Dealing with unsupportive friends can be particularly challenging, especially since these are the people you expect to be your primary support network.

  • Open communication: Initiate discussions about autism with your family and friends to help them understand your experiences. Be open about what support you need from them.
  • Provide resources: Share books, articles, and other resources to help your loved ones learn more about autism at their own pace.
  • Express your feelings: Tell them how their actions or words make you feel. Sometimes, people do not realise the impact of their words until it is communicated.
  • Seek external support: Sometimes, professional help in the form of family therapy can be beneficial in improving understanding and communication within the family.

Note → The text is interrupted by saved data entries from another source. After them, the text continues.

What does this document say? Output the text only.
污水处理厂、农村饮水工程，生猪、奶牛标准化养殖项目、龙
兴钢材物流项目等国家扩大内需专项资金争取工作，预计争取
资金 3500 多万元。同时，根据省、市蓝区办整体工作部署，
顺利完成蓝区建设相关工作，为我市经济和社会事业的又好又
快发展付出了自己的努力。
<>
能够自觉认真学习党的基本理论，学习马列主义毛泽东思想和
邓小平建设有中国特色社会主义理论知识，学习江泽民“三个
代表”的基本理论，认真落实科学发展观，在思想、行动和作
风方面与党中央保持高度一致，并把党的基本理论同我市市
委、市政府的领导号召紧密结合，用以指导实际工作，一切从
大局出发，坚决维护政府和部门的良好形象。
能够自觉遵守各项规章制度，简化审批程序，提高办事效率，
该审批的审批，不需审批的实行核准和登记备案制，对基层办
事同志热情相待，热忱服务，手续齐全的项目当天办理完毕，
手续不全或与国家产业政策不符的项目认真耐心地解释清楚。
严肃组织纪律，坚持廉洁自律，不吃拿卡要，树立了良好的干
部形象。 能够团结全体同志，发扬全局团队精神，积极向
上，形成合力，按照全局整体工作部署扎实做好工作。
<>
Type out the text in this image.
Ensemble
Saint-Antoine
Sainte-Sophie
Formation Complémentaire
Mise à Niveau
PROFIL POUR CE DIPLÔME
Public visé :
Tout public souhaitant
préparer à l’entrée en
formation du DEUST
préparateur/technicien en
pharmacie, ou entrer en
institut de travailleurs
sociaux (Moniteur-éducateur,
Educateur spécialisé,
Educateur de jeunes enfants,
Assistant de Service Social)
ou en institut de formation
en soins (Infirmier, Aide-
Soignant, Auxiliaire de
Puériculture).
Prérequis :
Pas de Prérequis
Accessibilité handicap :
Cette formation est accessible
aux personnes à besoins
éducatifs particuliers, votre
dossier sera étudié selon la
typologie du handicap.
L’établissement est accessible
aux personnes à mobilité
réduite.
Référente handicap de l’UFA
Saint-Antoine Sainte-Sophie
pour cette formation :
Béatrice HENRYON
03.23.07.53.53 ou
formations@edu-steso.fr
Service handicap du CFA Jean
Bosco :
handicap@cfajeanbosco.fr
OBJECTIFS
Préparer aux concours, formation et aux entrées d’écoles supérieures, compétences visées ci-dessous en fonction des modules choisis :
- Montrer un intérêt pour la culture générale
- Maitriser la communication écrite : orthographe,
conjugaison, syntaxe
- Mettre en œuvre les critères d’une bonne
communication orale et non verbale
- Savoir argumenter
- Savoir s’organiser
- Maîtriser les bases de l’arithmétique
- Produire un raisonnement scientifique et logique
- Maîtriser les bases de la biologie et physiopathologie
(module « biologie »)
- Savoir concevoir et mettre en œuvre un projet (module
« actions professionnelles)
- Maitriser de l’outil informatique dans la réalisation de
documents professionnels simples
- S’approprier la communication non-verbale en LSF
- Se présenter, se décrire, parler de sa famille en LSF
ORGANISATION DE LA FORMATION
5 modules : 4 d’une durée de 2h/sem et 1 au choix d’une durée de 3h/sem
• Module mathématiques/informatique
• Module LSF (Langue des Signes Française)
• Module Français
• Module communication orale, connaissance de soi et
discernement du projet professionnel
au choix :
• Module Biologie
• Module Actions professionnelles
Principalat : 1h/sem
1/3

  • Focus on positive relationships: Invest more time and energy in relationships with people who provide the understanding and support you need. Positive relationships can be incredibly sustaining.

Dealing with unsupportive people while managing autism requires patience, education, and sometimes, firm boundary-setting. It’s important to remember that you are not alone, and there are many out there who understand and support you. Building a network of supportive relationships and focusing on positive interactions can make a significant difference in your journey. Autism is a part of your life or the life of your loved one, and with the right approaches, understanding, and support, navigating social interactions can become less daunting.